"Hiç bir şehir yoktur ki kıyamet gününden önce Biz orayı imha etmeyelim veya şiddetli bir azaba uğratmayalım. Bu, kitapta (Levh-i Mahfuz’da) yazılıdır." (İsra, 17/58)
Allah Teala bu âyet-i kerimede, kıyamet kopmadan önce bütün ülkeleri helak edeceğini veya azaba uğratacağını beyan ediyor. Şüphesiz ki Allah'ın, herhangi bir ülke halkına azabetmesi, onların hak etmiş oldukları bir cezadır. Zira Allah, hiçbir kimseye zulmetmez.
Abdurrahman b. Abdullah diyor ki: "Bir ülke halkında zina ve faiz ortaya çıktığında Allah, o ülkenin helak edilmesine izin verir."

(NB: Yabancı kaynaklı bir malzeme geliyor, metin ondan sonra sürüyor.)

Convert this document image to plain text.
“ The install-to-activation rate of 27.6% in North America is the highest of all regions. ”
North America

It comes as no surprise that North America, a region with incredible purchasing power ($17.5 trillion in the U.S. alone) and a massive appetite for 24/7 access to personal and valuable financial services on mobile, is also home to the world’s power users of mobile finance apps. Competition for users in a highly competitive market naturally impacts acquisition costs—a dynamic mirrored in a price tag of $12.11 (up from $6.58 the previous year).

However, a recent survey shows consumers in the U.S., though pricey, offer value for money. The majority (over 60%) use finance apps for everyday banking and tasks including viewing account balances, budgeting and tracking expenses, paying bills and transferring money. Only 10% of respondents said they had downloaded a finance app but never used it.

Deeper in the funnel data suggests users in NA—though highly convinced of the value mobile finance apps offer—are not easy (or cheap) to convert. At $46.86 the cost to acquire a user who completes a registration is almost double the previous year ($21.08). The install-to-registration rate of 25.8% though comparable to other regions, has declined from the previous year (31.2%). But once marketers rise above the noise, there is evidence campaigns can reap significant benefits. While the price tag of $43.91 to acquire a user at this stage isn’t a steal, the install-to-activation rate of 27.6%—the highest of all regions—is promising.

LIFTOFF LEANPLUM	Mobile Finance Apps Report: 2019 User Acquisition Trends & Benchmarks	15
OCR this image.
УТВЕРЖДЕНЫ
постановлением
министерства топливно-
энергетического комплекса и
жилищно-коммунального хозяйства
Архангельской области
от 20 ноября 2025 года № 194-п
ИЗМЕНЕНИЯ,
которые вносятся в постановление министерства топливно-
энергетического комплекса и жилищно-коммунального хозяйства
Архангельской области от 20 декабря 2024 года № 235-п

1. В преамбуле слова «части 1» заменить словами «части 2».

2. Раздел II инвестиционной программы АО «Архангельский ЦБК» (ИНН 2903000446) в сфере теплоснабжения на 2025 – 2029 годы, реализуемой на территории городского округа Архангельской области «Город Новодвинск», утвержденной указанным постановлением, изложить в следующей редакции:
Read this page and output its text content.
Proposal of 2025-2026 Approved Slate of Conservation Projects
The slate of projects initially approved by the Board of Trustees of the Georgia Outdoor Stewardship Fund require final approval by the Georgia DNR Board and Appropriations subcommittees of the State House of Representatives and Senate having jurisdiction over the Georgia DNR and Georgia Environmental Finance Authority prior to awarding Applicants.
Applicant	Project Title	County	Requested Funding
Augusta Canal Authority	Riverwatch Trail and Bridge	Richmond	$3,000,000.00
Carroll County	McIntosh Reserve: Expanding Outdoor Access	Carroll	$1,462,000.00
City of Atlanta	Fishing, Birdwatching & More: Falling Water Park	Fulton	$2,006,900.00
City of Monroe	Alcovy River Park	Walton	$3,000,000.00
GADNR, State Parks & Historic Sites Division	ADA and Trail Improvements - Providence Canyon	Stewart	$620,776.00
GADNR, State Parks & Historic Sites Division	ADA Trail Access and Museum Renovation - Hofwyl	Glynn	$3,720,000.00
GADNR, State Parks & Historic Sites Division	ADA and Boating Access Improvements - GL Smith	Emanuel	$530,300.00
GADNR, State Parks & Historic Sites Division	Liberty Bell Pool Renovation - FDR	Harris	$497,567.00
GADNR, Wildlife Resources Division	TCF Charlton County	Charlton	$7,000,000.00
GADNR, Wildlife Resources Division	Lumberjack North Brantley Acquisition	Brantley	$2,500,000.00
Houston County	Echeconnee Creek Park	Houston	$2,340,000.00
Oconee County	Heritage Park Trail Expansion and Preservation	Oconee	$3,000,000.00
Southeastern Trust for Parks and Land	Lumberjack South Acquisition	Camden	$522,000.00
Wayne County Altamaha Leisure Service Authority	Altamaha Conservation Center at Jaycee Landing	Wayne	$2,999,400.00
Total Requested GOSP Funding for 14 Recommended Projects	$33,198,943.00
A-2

Halkı zalim olmadığı takdirde hiçbir ülkenin helak edilmeyeceğini bildiren âyet dikkate alındığında, burada helak edileceği veya şiddetli bir şekilde cezalandırılacağı bildirilen ülke, halkı yoldan çıkmış olanlardır. Önceki âyetlerle ilişki kurup değerlendirildiğinde bu âyet öncelikle Allah'ın birliğini ve peygamberliğini tanımamakta direnen, Müslumanlara karşı haksız, zalim ve baskıcı tutumlarını sürdüren putperest Araplara karşı bir uyarıdır; onlara, "Ya bu yanlış tutumda ısrar etmekten vazgeçersiniz ya da eskilerin başına gelmiş olanlar sizin de başınıza gelir." denilmektedir. Çünkü "Bu, kitapta yazılıdır" yani Allah'ın şaşmaz yasasıdır. İnkarcılık, ahlâk bozukluğu ve zulümle birlikte varlığını sürdürebilmiş hiçbir uygarlık yoktur. Kur'an bu gerçeğe geçmiş kavimlerden sık sık örnekler vermektedir.